Il primo strumento che ci serve è la norma di un vettore, ovvero quanto vale la quantità a \cdot a. La sequenza dei quattro segni di ciascuna componente si chiama segnatura e in teoria saremmo liberi di scegliere quella preferita dai fisici relativistici (-, +, +, +) o quella preferita dai fisici delle particelle (+, -, -, -). Nessuna teoria fisica permetterebbe di distinguere le due: producono gli stessi identici risultati.
Nel caso dell’AG, però, questa libertà non c’è: se vogliamo che l’algebra sia consistente, dobbiamo scegliere la seconda, perché è l’unica che arriva ad includere nel modo corretto la sottoalgebra dello spazio tridimensionale! Quindi:

|a|^2 = a \cdot a = \gamma_0^2 - \gamma_1^2 - \gamma_1^2 - \gamma_3^2

Questa segnatura mista apre ad alcune novità: un vettore può avere “lunghezza” nulla (vettore di tipo luce) o addirittura negativa (vettore di tipo spazio). In alcuni testi si afferma che questo è tutto ciò che serve per formulare una teoria fisica in ambito relativistico, ma poi si incontrano difficoltà tecniche quando si devono modellare il campo elettromagnetico ed il momento angolare. Si finisce col dover ricorrere a strumenti matematici più complessi (tensori di rango 2 antisimmetrici).
Ma noi sappiamo bene che l’algebra geometrica ha una freccia in più al suo arco: il prodotto geometrico. E’ proprio questo – lo vedremo – a semplificare straordinariamente il lavoro, evitando di ricorrere ai tensori.
E’ un investimento che si ripaga alla grande!
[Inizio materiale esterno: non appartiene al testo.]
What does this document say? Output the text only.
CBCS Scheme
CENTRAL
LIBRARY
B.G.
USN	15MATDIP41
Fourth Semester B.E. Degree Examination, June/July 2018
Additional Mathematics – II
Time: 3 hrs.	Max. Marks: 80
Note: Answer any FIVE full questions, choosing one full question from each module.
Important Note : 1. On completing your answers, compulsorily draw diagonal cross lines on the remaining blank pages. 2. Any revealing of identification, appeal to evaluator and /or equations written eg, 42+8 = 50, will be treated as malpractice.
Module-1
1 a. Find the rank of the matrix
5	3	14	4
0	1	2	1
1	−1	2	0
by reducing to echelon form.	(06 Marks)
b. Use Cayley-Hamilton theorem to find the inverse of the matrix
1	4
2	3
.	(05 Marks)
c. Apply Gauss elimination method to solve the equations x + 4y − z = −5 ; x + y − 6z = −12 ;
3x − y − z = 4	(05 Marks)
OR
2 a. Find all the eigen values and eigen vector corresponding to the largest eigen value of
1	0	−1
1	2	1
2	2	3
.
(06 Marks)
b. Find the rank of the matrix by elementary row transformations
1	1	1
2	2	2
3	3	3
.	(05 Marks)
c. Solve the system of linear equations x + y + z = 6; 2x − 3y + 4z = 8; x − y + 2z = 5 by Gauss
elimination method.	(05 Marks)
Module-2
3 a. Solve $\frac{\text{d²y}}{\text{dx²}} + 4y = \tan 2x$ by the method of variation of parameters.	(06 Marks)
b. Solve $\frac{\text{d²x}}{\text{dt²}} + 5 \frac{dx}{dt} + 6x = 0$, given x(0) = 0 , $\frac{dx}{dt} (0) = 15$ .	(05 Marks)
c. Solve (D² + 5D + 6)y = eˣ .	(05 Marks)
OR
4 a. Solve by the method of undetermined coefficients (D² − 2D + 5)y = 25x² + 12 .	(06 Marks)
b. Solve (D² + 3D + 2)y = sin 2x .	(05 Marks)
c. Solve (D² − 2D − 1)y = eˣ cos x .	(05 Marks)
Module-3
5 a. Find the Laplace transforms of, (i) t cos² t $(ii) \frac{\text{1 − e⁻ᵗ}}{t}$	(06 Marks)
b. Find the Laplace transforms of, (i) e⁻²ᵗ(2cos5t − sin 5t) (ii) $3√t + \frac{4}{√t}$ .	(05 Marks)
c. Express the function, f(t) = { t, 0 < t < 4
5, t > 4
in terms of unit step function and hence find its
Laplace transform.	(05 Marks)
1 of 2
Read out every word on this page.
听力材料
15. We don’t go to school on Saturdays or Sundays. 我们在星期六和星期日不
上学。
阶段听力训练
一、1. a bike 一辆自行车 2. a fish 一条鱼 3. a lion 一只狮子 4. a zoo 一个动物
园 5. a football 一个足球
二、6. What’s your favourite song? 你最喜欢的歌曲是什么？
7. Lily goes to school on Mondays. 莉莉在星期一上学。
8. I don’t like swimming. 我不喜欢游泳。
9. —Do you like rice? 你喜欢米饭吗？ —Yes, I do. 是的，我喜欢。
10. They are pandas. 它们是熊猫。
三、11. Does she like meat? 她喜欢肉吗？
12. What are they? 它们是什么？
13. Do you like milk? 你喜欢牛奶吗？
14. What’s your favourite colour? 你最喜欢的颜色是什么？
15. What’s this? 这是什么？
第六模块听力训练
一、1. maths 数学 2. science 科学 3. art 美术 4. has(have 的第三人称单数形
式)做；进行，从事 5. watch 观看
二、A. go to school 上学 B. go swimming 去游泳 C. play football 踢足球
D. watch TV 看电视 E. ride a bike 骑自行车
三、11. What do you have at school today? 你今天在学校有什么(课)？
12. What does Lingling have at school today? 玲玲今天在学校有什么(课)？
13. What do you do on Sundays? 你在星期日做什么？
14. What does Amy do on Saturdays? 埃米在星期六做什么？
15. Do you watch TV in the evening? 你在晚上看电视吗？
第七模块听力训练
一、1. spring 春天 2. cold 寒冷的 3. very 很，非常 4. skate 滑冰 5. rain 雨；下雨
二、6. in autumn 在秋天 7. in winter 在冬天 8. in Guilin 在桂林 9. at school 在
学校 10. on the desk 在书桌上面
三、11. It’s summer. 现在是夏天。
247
Nasceranno allora gli altri componenti dell’algebra dello spaziotempo (abbreviata in STA).

Il colore degli elementi indica la segnatura: positiva in blu, negativa in rosso.
Le aree racchiuse dalle linee continua e tratteggiata si specchiano nella relazione di dualità (moltiplicazione a destra per lo pseudoscalare I = \gamma_{0123}) mentre all’interno dello stesso box, le aree a fondo chiaro e grigio si specchiano nella dualità temporale (moltiplicazione a destra per la base \gamma_0).
Da notare che i bivettori temporali sono indicati come \gamma_k \gamma_0: il motivo sarà chiaro nel seguito.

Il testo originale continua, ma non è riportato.